The Democrats in San Jose want the candidate to end the city council campaign

April 12, 2022

Local Democratic groups are calling on San Jose planning commission chairman Rolando Bonilla to end his city council campaign amid decades of allegations of domestic abuse.

Last week, the Santa Clara County Central Democratic Committee voted 36-7-6 to ask Bonilla to stop his proposal for the San Jose District 5 District Council and resign from the city’s planning committee.

The call to end his campaign follows similar decisions made a few weeks earlier at Silicon Valley Democratic Club, one of South Bay’s longtime Democratic clubs, and Silicon Valley Stonewall Democrats, who represent the region’s LGBT community.

The clubs were concerned about the re-emergence of family abuse allegations made by Bonilla’s ex-wife in 1999. During a custody battle over their son, she claimed that Vanilla was physically and verbally abused while she was pregnant – accusations that Vanilla vehemently denied.

Bill James, chairman of the Santa Clara County Central Democratic Committee, said he understands the community will never know the truth, and the vote was held with family abuse survivors in mind.

“Given that it can not be resolved, it’s a question of what will happen next,” James told the San José Spotlight. “If the accusations were false, and his denial completely true, I acknowledge that there was unfairness towards the candidate. However, consider the fairness towards the many survivors of domestic violence in the 5th District.”

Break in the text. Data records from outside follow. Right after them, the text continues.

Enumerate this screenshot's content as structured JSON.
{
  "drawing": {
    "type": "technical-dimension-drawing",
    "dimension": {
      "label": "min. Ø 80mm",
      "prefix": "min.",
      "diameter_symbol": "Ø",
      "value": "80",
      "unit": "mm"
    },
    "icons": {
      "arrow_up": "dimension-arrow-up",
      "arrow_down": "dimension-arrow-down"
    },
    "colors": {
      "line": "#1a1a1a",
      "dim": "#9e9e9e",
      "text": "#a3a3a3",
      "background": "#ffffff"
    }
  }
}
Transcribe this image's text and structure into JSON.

He said about one in eight voters is someone who has experienced family abuse, so the focus should be on them.

“These survivors need to have a representative that they can be absolutely sure is aligned with them,” James said. “We do not have enough resources in the city to deal with domestic violence. We do not have shelters and other support services, and advocates are active on an ongoing basis and bring these requests to the city council. And we just do not.

Bonilla told the San José Spotlight that he understands why the vote was held, but claimed the allegations were false. He said the allegations are the product of a bitter divorce and a difficult custody battle.

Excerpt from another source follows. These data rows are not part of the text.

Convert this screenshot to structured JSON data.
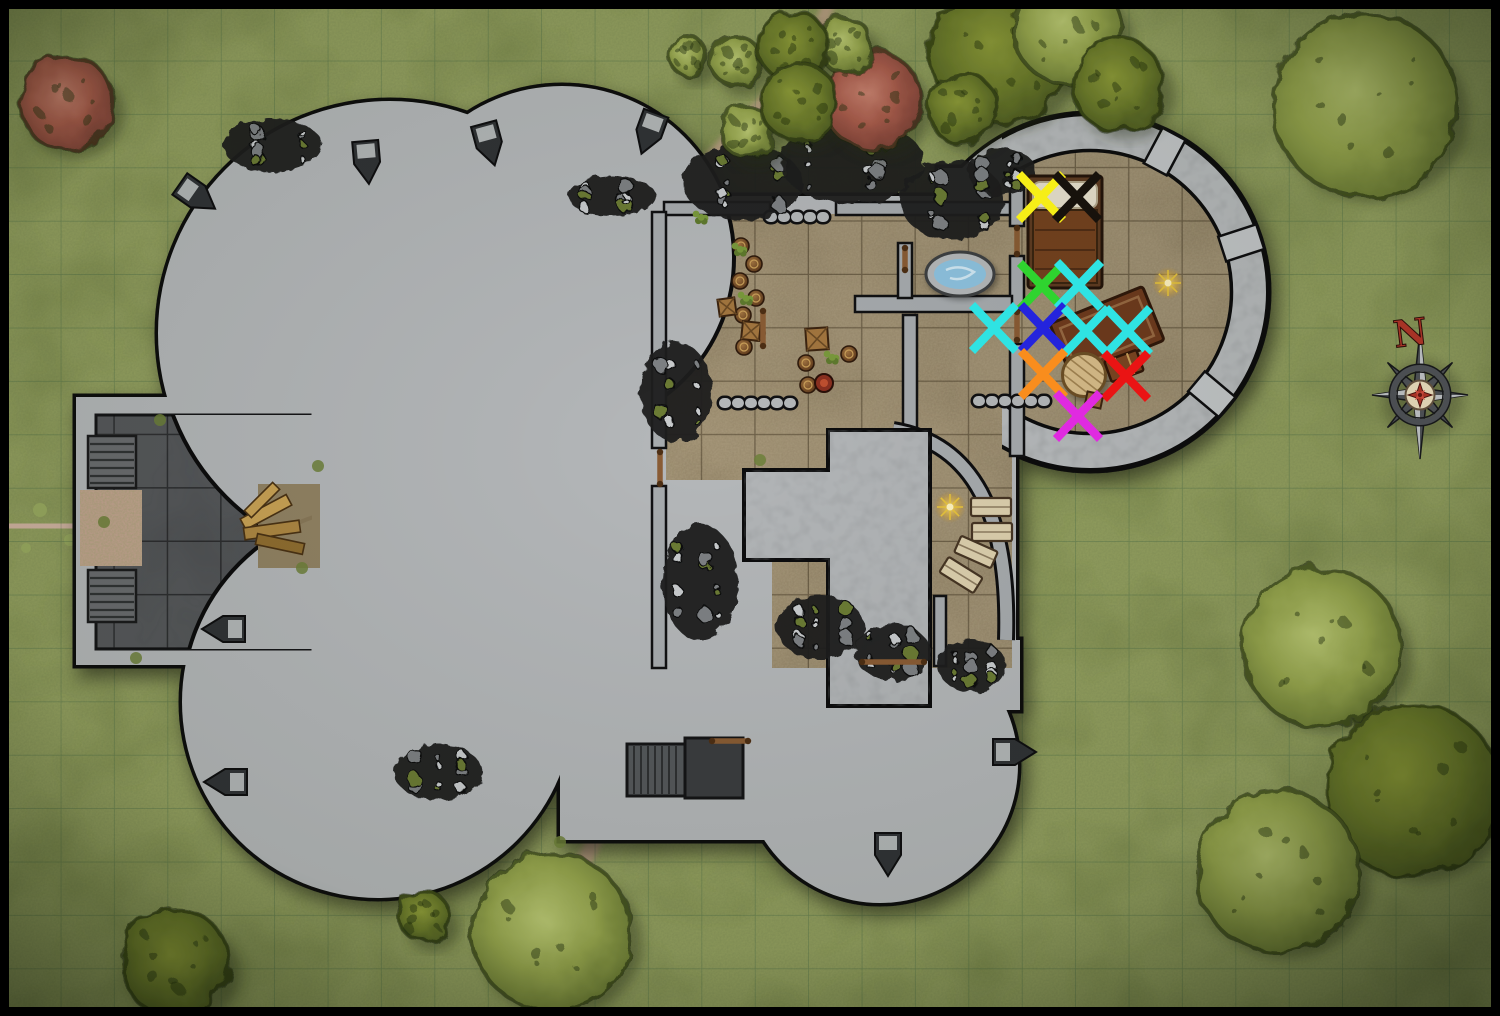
{
  "map": {
    "compass": {
      "label": "N",
      "x": 1420,
      "y": 395,
      "needle_color": "#a63326",
      "metal_color": "#4b4e52"
    },
    "grid": {
      "size": 53.4,
      "origin": 8,
      "line_color": "#2a5a40"
    },
    "frame_color": "#000000",
    "palette": {
      "grass": "#8d9a5d",
      "grass_dark": "#55652f",
      "stone": "#b4b7b9",
      "stone_dark": "#3f4144",
      "courtyard": "#55575a",
      "floor_tan": "#9c8d70",
      "wood": "#8a5c34",
      "water": "#8ec3e0",
      "rubble": "#1c1e20",
      "path": "#c4a591"
    },
    "marks": [
      {
        "id": "yellow",
        "color": "#f6ee17",
        "x": 1041,
        "y": 197
      },
      {
        "id": "black",
        "color": "#17120c",
        "x": 1077,
        "y": 197
      },
      {
        "id": "green",
        "color": "#2fd42f",
        "x": 1042,
        "y": 286
      },
      {
        "id": "cyan-1",
        "color": "#2fe3e3",
        "x": 1079,
        "y": 285
      },
      {
        "id": "cyan-2",
        "color": "#2fe3e3",
        "x": 994,
        "y": 328
      },
      {
        "id": "blue",
        "color": "#2424dd",
        "x": 1043,
        "y": 328
      },
      {
        "id": "cyan-3",
        "color": "#2fe3e3",
        "x": 1086,
        "y": 331
      },
      {
        "id": "cyan-4",
        "color": "#2fe3e3",
        "x": 1128,
        "y": 331
      },
      {
        "id": "orange",
        "color": "#f98d1d",
        "x": 1043,
        "y": 374
      },
      {
        "id": "red",
        "color": "#ea1414",
        "x": 1126,
        "y": 376
      },
      {
        "id": "magenta",
        "color": "#e02ae0",
        "x": 1078,
        "y": 416
      }
    ],
    "trees": [
      {
        "x": 67,
        "y": 103,
        "r": 48,
        "tone": "red"
      },
      {
        "x": 872,
        "y": 100,
        "r": 50,
        "tone": "red"
      },
      {
        "x": 688,
        "y": 56,
        "r": 20,
        "tone": "light"
      },
      {
        "x": 736,
        "y": 61,
        "r": 26,
        "tone": "light"
      },
      {
        "x": 845,
        "y": 45,
        "r": 28,
        "tone": "light"
      },
      {
        "x": 748,
        "y": 133,
        "r": 27,
        "tone": "light"
      },
      {
        "x": 793,
        "y": 46,
        "r": 36,
        "tone": "dark"
      },
      {
        "x": 799,
        "y": 102,
        "r": 40,
        "tone": "dark"
      },
      {
        "x": 1000,
        "y": 55,
        "r": 70,
        "tone": "dark"
      },
      {
        "x": 1068,
        "y": 30,
        "r": 55,
        "tone": "light"
      },
      {
        "x": 1118,
        "y": 85,
        "r": 47,
        "tone": "dark"
      },
      {
        "x": 962,
        "y": 108,
        "r": 36,
        "tone": "dark"
      },
      {
        "x": 1365,
        "y": 105,
        "r": 93,
        "tone": "light"
      },
      {
        "x": 1322,
        "y": 648,
        "r": 80,
        "tone": "light"
      },
      {
        "x": 1412,
        "y": 790,
        "r": 88,
        "tone": "dark"
      },
      {
        "x": 1278,
        "y": 872,
        "r": 82,
        "tone": "light"
      },
      {
        "x": 552,
        "y": 932,
        "r": 80,
        "tone": "light"
      },
      {
        "x": 424,
        "y": 916,
        "r": 26,
        "tone": "dark"
      },
      {
        "x": 175,
        "y": 963,
        "r": 55,
        "tone": "dark"
      }
    ],
    "rubble": [
      {
        "x": 272,
        "y": 145,
        "rx": 50,
        "ry": 26
      },
      {
        "x": 612,
        "y": 196,
        "rx": 44,
        "ry": 20
      },
      {
        "x": 742,
        "y": 182,
        "rx": 60,
        "ry": 38
      },
      {
        "x": 852,
        "y": 162,
        "rx": 72,
        "ry": 42
      },
      {
        "x": 952,
        "y": 200,
        "rx": 52,
        "ry": 40
      },
      {
        "x": 1002,
        "y": 172,
        "rx": 34,
        "ry": 24
      },
      {
        "x": 676,
        "y": 392,
        "rx": 36,
        "ry": 50
      },
      {
        "x": 700,
        "y": 582,
        "rx": 38,
        "ry": 58
      },
      {
        "x": 820,
        "y": 627,
        "rx": 44,
        "ry": 32
      },
      {
        "x": 892,
        "y": 652,
        "rx": 38,
        "ry": 28
      },
      {
        "x": 972,
        "y": 666,
        "rx": 34,
        "ry": 26
      },
      {
        "x": 438,
        "y": 772,
        "rx": 44,
        "ry": 28
      }
    ],
    "slits": [
      {
        "x": 197,
        "y": 196,
        "rot": 35
      },
      {
        "x": 367,
        "y": 162,
        "rot": 85
      },
      {
        "x": 489,
        "y": 144,
        "rot": 75
      },
      {
        "x": 649,
        "y": 133,
        "rot": 110
      },
      {
        "x": 224,
        "y": 629,
        "rot": 180
      },
      {
        "x": 226,
        "y": 782,
        "rot": 180
      },
      {
        "x": 1014,
        "y": 752,
        "rot": 0
      },
      {
        "x": 888,
        "y": 854,
        "rot": 90
      }
    ],
    "props": {
      "barrels": [
        [
          741,
          246
        ],
        [
          754,
          264
        ],
        [
          740,
          281
        ],
        [
          756,
          298
        ],
        [
          743,
          315
        ],
        [
          757,
          333
        ],
        [
          744,
          347
        ],
        [
          806,
          363
        ],
        [
          849,
          354
        ],
        [
          808,
          385
        ]
      ],
      "crates": [
        [
          727,
          307,
          17,
          -8
        ],
        [
          751,
          331,
          18,
          6
        ],
        [
          817,
          339,
          22,
          -4
        ]
      ],
      "plants": [
        [
          739,
          250
        ],
        [
          831,
          358
        ],
        [
          745,
          299
        ],
        [
          700,
          218
        ]
      ],
      "pews": [
        [
          991,
          507,
          0
        ],
        [
          992,
          532,
          0
        ],
        [
          976,
          552,
          24
        ],
        [
          961,
          575,
          32
        ]
      ],
      "sparkles": [
        [
          1168,
          283
        ],
        [
          950,
          507
        ]
      ],
      "shields": [
        [
          824,
          383
        ]
      ],
      "doors": [
        [
          763,
          311,
          763,
          346
        ],
        [
          712,
          741,
          748,
          741
        ],
        [
          862,
          662,
          924,
          662
        ],
        [
          660,
          452,
          660,
          484
        ],
        [
          905,
          248,
          905,
          270
        ],
        [
          1017,
          228,
          1017,
          254
        ],
        [
          1017,
          312,
          1017,
          340
        ]
      ],
      "planks": [
        [
          266,
          512,
          52,
          12,
          -28
        ],
        [
          272,
          530,
          56,
          12,
          -8
        ],
        [
          280,
          544,
          48,
          11,
          12
        ],
        [
          262,
          500,
          40,
          10,
          -45
        ]
      ],
      "tufts": [
        [
          104,
          522
        ],
        [
          160,
          420
        ],
        [
          302,
          568
        ],
        [
          136,
          658
        ],
        [
          318,
          466
        ],
        [
          560,
          842
        ],
        [
          760,
          460
        ]
      ]
    }
  }
}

“I understand that some of the women who voted were themselves victims of domestic violence,” Bonilla said. “Even though they do not accept my truth, I am not angry with them, as I know in their hearts they are trying to stand up for women to ensure that no one will have to endure the trauma that comes with such a malicious act. I pray for their healing and that they will find peace and comfort in their lives.”

James said the seven abstentions and six abstentions were from older committee members who expressed concern about the decision because the charges have not been proven and are about 20 years old, and because of Bonilla’s denial. He said he could not tell San Jose Spotlight who the votes were because the committee did not record members’ votes.

Michelle Dauber, a law professor at Stanford University and a well-known women’s rights activist who led the charge behind the Recall Persky campaign, helped write the first decision made at the Silicon Valley Democratic Club. She did not hesitate to call for Bonilla’s resignation. Her efforts led to the return of Santa Clara County Judge Aaron Persky in 2018 after a response against a six-month sentence he gave to Stanford University swimmer Brock Turner for sexual assault.

“These allegations of serious abuse of his pregnant wife are extremely serious and in my opinion Bonilla owes the women of this province full and genuine accountability of all the facts,” Dauber told the San José Spotlight. “He had many opportunities to do so, but he did not. At this point I think he should stay away from public life unless and until he does.”

Contact Jana Kadah at or @Jana_Kadah on Twitter.

Editor’s note: Perla Rodriguez, Rolando Bonilla’s partner, sits on the San Jose Spotlight board.

San José Spotlight is the city’s first non-profit news organization dedicated to independent political and business reporting. Please support our public service journalism by clicking here.